Die einzelnen Figuren werden zwar geradezu stereotyp dargestellt, aber immer wieder in ihren Klichees gebrochen. Hierbei werden typische Rollenbilder der 60er Jahre benutzt und bloß gestellt. Als erstes wäre da Barbara, die auf die Situation mit weiblicher Hysterie reagiert und, nachdem sie erkennt, dass sie die Komplexität der Ereignisse nicht durchschauen wird, in einen katatonischen Zustand verfällt. Sie verbleibt den gesamten Film über apathisch, bis sie sich am Ende, als die Untoten das Haus erstürmen, mit wildem Gekreische aus ihrer Apathie befreit und sich der Horde entgegenstellt. Die Frau der späten 60er befreit sich aus ihrem engen Korsett und will nicht länger die Rollen einnehmen die ihr zugedacht sind. Die Emanzipation der Frau sollte Romero in seinem zweiten Film der Untoten-Trilogie genauer beleuchten. Schon gleich als zweites wird uns die Haupt- und Überfigur des Filmes vorgestellt.

Der farbige Ben. Er sieht von Anfang an nur das Naheliegende und weiß, dass für Erklärungssuche keine Zeit ist. Es muss gehandelt werden oder die „Dinger“, wie sie im Film genannt werden, töten sie.

Dies ist auch der Grund, warum Ben der einzige sein wird der die Attacke der Untoten überlebt. Sich auf sich und seine Fähigkeiten besinnend, aber niemals den sozialen Zusammenhalt vernachlässigend ist er der Bedrohung gewachsen. Als er das Haus verlassen möchte, nachdem alle Untoten verschwunden sind, wird er von einer Bürgerwehr, die ihn für einen eben solchen Untoten hält, belanglos über den Haufen geschossen. Die Gesellschaft geht mit Problemen so um wie gewöhnlich. Es wird unterdrückt – im Notfall sogar mit Gewalt in härtester Form. Ben ist der Beweis, dass man auch ohne die Gesellschaft überleben kann und muss deshalb beseitigt werden, da er der Gesellschaft somit nicht mehr angehört. Als Nicht-Dazugehöriger kommt er auf den Leichenhaufen der anderen „Ausgestoßenen“ und wird zusammen mit ihnen verbrannt.

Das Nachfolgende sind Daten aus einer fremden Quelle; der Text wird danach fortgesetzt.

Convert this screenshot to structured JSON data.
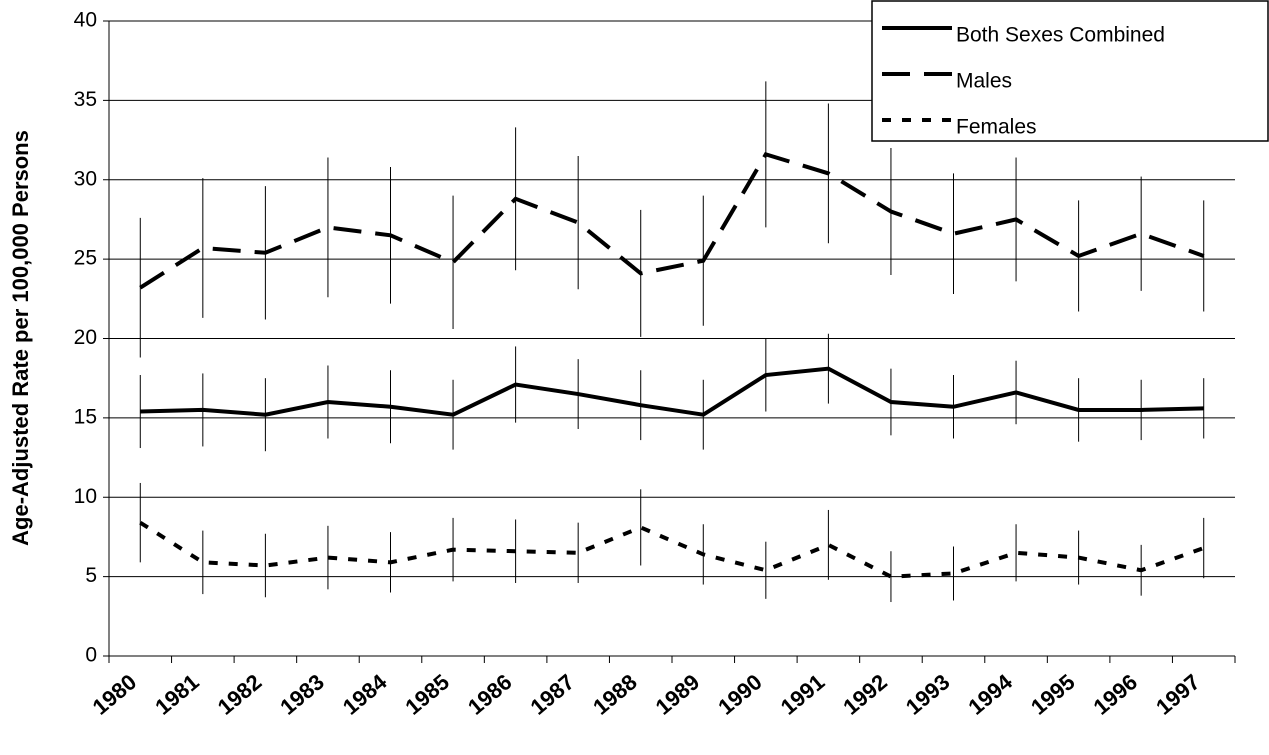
{
  "chart_data": {
    "type": "line",
    "y_label": "Age-Adjusted Rate per 100,000 Persons",
    "categories": [
      "1980",
      "1981",
      "1982",
      "1983",
      "1984",
      "1985",
      "1986",
      "1987",
      "1988",
      "1989",
      "1990",
      "1991",
      "1992",
      "1993",
      "1994",
      "1995",
      "1996",
      "1997"
    ],
    "series": [
      {
        "name": "Both Sexes Combined",
        "color": "#000000",
        "dash": "solid",
        "values": [
          15.4,
          15.5,
          15.2,
          16.0,
          15.7,
          15.2,
          17.1,
          16.5,
          15.8,
          15.2,
          17.7,
          18.1,
          16.0,
          15.7,
          16.6,
          15.5,
          15.5,
          15.6
        ],
        "errors": [
          2.3,
          2.3,
          2.3,
          2.3,
          2.3,
          2.2,
          2.4,
          2.2,
          2.2,
          2.2,
          2.3,
          2.2,
          2.1,
          2.0,
          2.0,
          2.0,
          1.9,
          1.9
        ]
      },
      {
        "name": "Males",
        "color": "#000000",
        "dash": "dashed",
        "values": [
          23.2,
          25.7,
          25.4,
          27.0,
          26.5,
          24.8,
          28.8,
          27.3,
          24.1,
          24.9,
          31.6,
          30.4,
          28.0,
          26.6,
          27.5,
          25.2,
          26.6,
          25.2
        ],
        "errors": [
          4.4,
          4.4,
          4.2,
          4.4,
          4.3,
          4.2,
          4.5,
          4.2,
          4.0,
          4.1,
          4.6,
          4.4,
          4.0,
          3.8,
          3.9,
          3.5,
          3.6,
          3.5
        ]
      },
      {
        "name": "Females",
        "color": "#000000",
        "dash": "dotted",
        "values": [
          8.4,
          5.9,
          5.7,
          6.2,
          5.9,
          6.7,
          6.6,
          6.5,
          8.1,
          6.4,
          5.4,
          7.0,
          5.0,
          5.2,
          6.5,
          6.2,
          5.4,
          6.8
        ],
        "errors": [
          2.5,
          2.0,
          2.0,
          2.0,
          1.9,
          2.0,
          2.0,
          1.9,
          2.4,
          1.9,
          1.8,
          2.2,
          1.6,
          1.7,
          1.8,
          1.7,
          1.6,
          1.9
        ]
      }
    ],
    "ylim": [
      0,
      40
    ],
    "yticks": [
      0,
      5,
      10,
      15,
      20,
      25,
      30,
      35,
      40
    ],
    "grid": true,
    "legend": "upper right"
  }
}
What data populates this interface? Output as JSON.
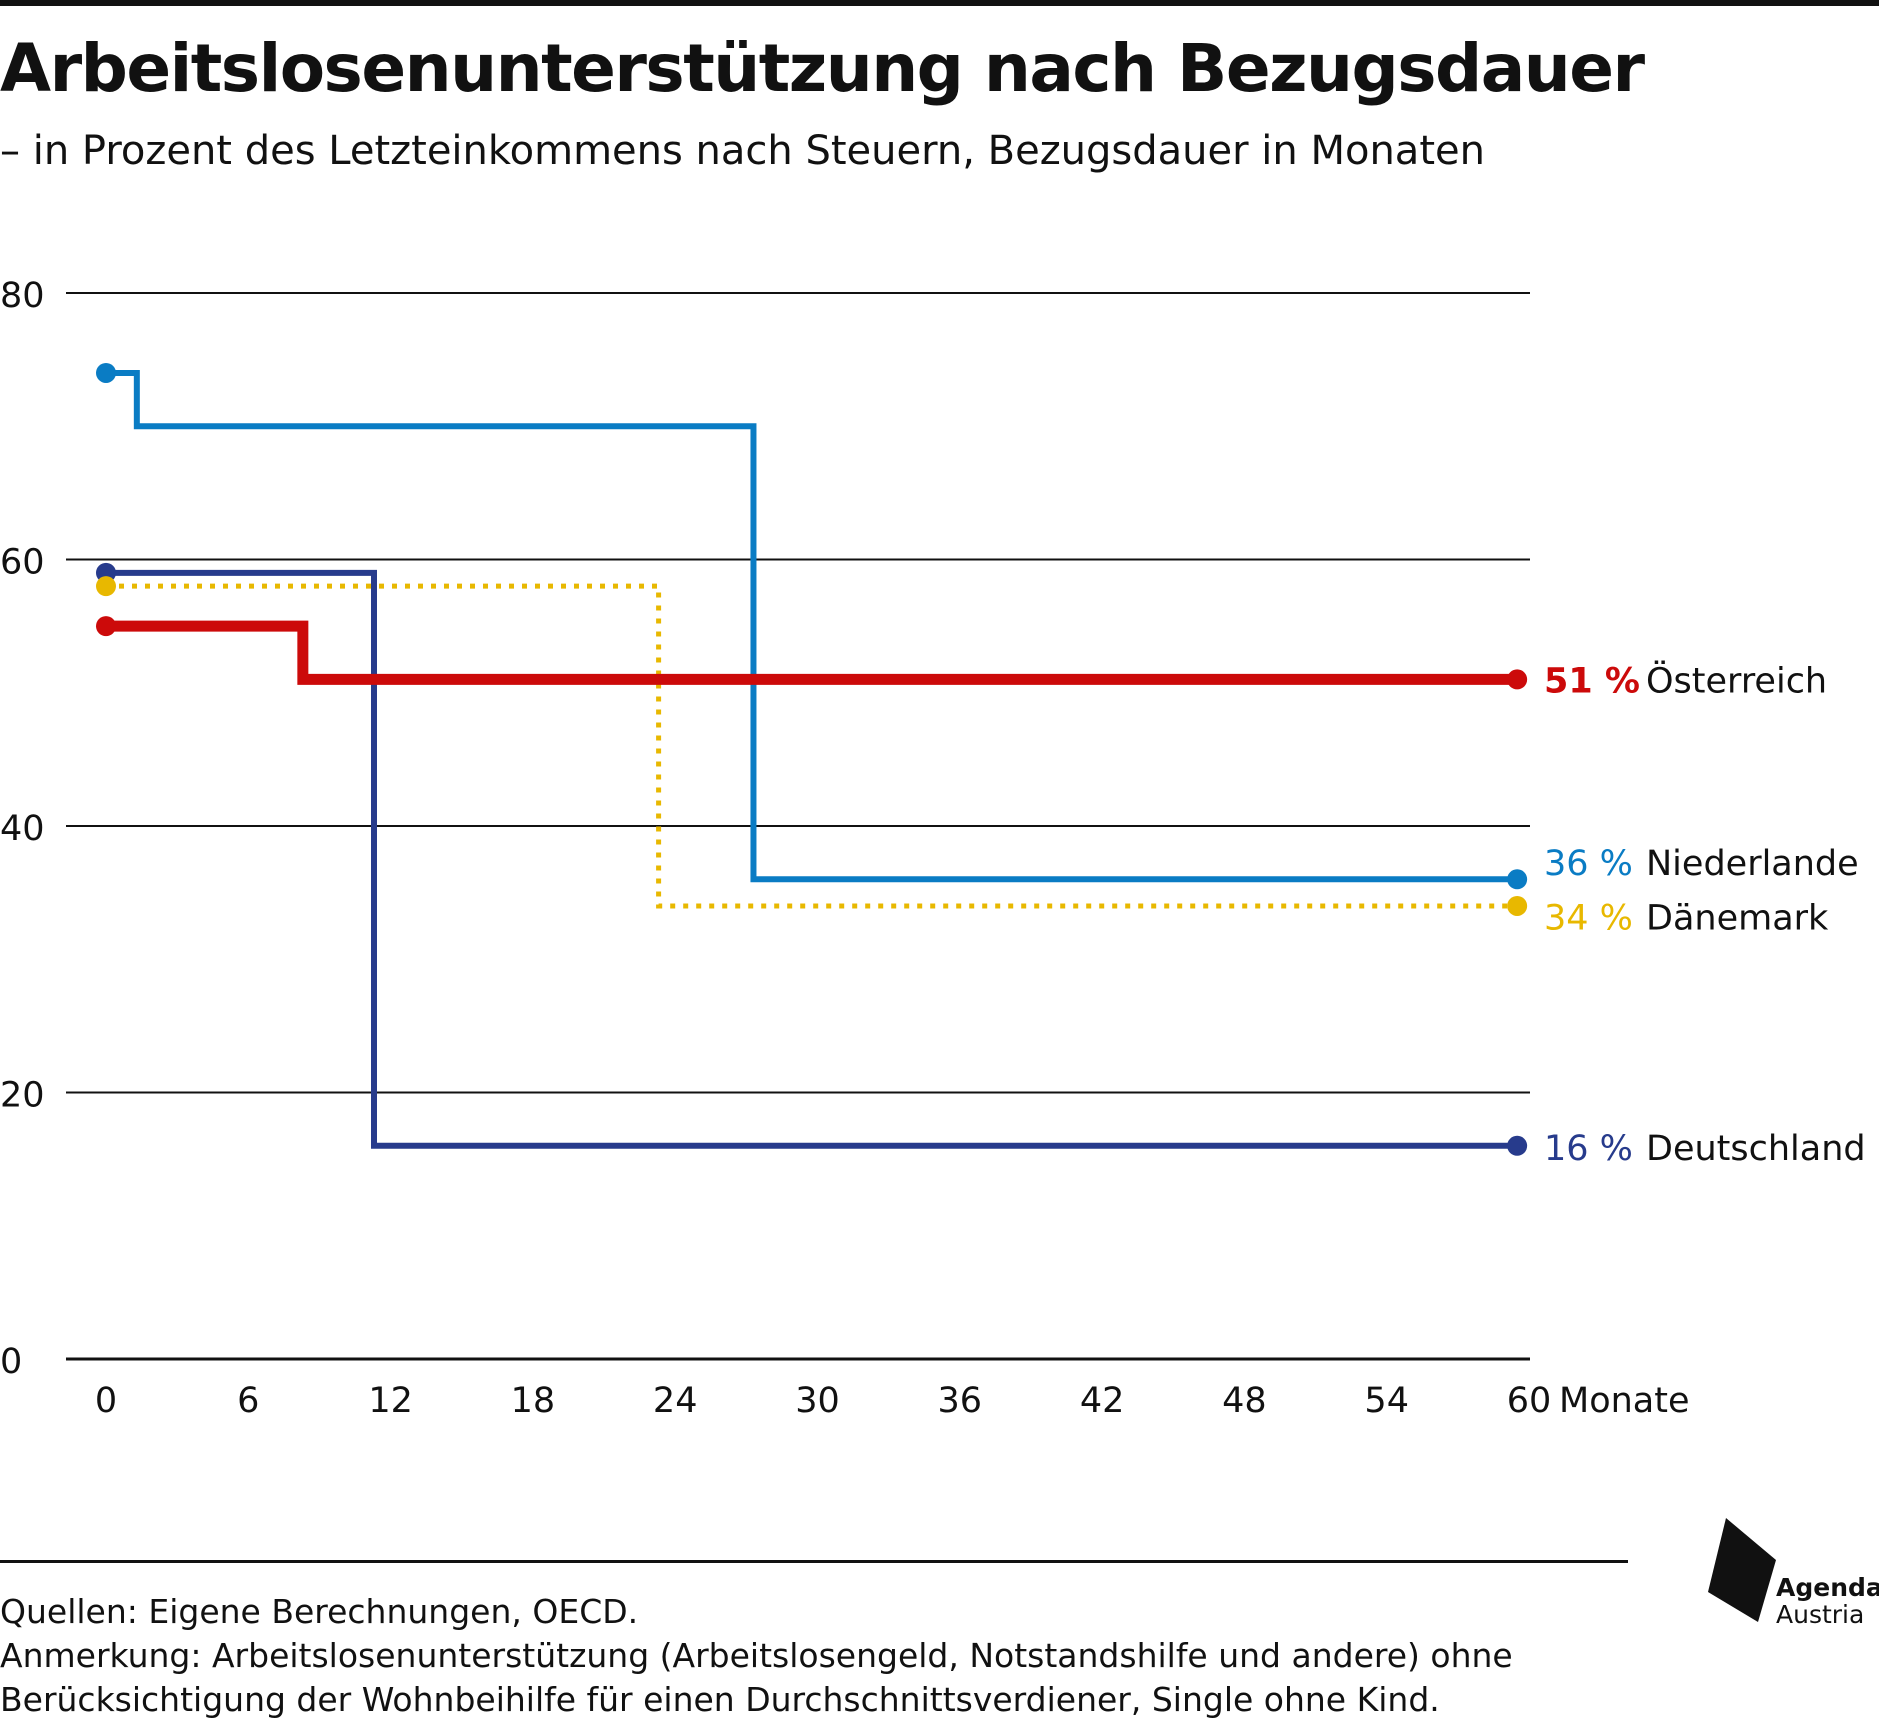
{
  "header": {
    "title": "Arbeitslosenunterstützung nach Bezugsdauer",
    "subtitle": "– in Prozent des Letzteinkommens nach Steuern, Bezugsdauer in Monaten"
  },
  "chart_data": {
    "type": "line",
    "step": true,
    "xlabel": "Monate",
    "ylabel": "",
    "xlim": [
      0,
      60
    ],
    "ylim": [
      0,
      80
    ],
    "x_ticks": [
      0,
      6,
      12,
      18,
      24,
      30,
      36,
      42,
      48,
      54,
      60
    ],
    "y_ticks": [
      0,
      20,
      40,
      60,
      80
    ],
    "grid": "horizontal",
    "series": [
      {
        "name": "Niederlande",
        "color": "#0a7cc4",
        "style": "solid",
        "points": [
          [
            0,
            74
          ],
          [
            1.3,
            74
          ],
          [
            1.3,
            70
          ],
          [
            27.3,
            70
          ],
          [
            27.3,
            36
          ],
          [
            59.5,
            36
          ]
        ],
        "end_label": "36 %"
      },
      {
        "name": "Deutschland",
        "color": "#273b8c",
        "style": "solid",
        "points": [
          [
            0,
            59
          ],
          [
            11.3,
            59
          ],
          [
            11.3,
            16
          ],
          [
            59.5,
            16
          ]
        ],
        "end_label": "16 %"
      },
      {
        "name": "Dänemark",
        "color": "#e8b800",
        "style": "dotted",
        "points": [
          [
            0,
            58
          ],
          [
            23.3,
            58
          ],
          [
            23.3,
            34
          ],
          [
            59.5,
            34
          ]
        ],
        "end_label": "34 %"
      },
      {
        "name": "Österreich",
        "color": "#cc0a0a",
        "style": "bold",
        "points": [
          [
            0,
            55
          ],
          [
            8.3,
            55
          ],
          [
            8.3,
            51
          ],
          [
            59.5,
            51
          ]
        ],
        "end_label": "51 %"
      }
    ]
  },
  "footer": {
    "source": "Quellen: Eigene Berechnungen, OECD.",
    "note_line1": "Anmerkung: Arbeitslosenunterstützung (Arbeitslosengeld, Notstandshilfe und andere) ohne",
    "note_line2": "Berücksichtigung der Wohnbeihilfe für einen Durchschnittsverdiener, Single ohne Kind."
  },
  "logo": {
    "line1": "Agenda",
    "line2": "Austria"
  }
}
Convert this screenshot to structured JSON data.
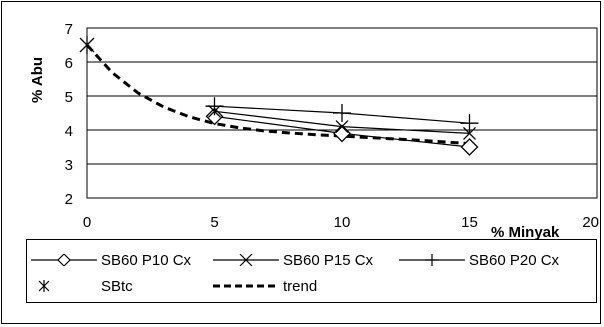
{
  "chart_data": {
    "type": "line",
    "title": "",
    "xlabel": "% Minyak",
    "ylabel": "% Abu",
    "xlim": [
      0,
      20
    ],
    "ylim": [
      2,
      7
    ],
    "x_ticks": [
      "0",
      "5",
      "10",
      "15",
      "20"
    ],
    "y_ticks": [
      "2",
      "3",
      "4",
      "5",
      "6",
      "7"
    ],
    "grid": "horizontal",
    "legend_position": "bottom",
    "series": [
      {
        "name": "SB60 P10 Cx",
        "marker": "diamond",
        "style": "solid",
        "x": [
          5,
          10,
          15
        ],
        "y": [
          4.4,
          3.9,
          3.5
        ]
      },
      {
        "name": "SB60 P15 Cx",
        "marker": "x",
        "style": "solid",
        "x": [
          5,
          10,
          15
        ],
        "y": [
          4.55,
          4.1,
          3.9
        ]
      },
      {
        "name": "SB60 P20 Cx",
        "marker": "plus",
        "style": "solid",
        "x": [
          5,
          10,
          15
        ],
        "y": [
          4.7,
          4.5,
          4.2
        ]
      },
      {
        "name": "SBtc",
        "marker": "star",
        "style": "none",
        "x": [
          0
        ],
        "y": [
          6.5
        ]
      },
      {
        "name": "trend",
        "marker": "none",
        "style": "dashed",
        "x": [
          0,
          1,
          2,
          3,
          4,
          5,
          6,
          7,
          8,
          9,
          10,
          11,
          12,
          13,
          14,
          15
        ],
        "y": [
          6.5,
          5.68,
          5.09,
          4.68,
          4.39,
          4.19,
          4.06,
          3.97,
          3.91,
          3.86,
          3.82,
          3.78,
          3.74,
          3.7,
          3.65,
          3.6
        ]
      }
    ]
  },
  "colors": {
    "line": "#000000",
    "grid": "#000000",
    "background": "#ffffff"
  }
}
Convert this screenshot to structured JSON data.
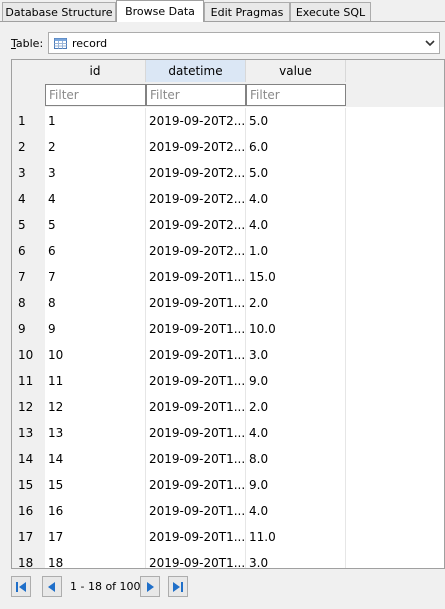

Harry Cooper stellt den typischen, aufrechten Amerikaner der 60er dar. Er weiß alles, mischt sich in jedes Gespräch ein und ist von seiner Überlegenheit überzeugt. Der selbstbewusste Ben ist somit eine Konkurrenz für ihn. Doch egal wie hitzig die Debatten auch zwischen den Kontrahenten ausfallen, so wird man doch nie das Wort hören, das man in Anbetracht von Bens Hautfarbe und Coopers rechtskonservativem Auftreten erwarten könnte. Romero vermeidet dies bewusst um der Figur des Cooper nicht den Stempel des Rassisten aufzudrücken. Denn das würde es dem Zuschauer zu leicht machen, ihn in eine Schublade zu stecken. Außerdem ging es ihm um Symbolik.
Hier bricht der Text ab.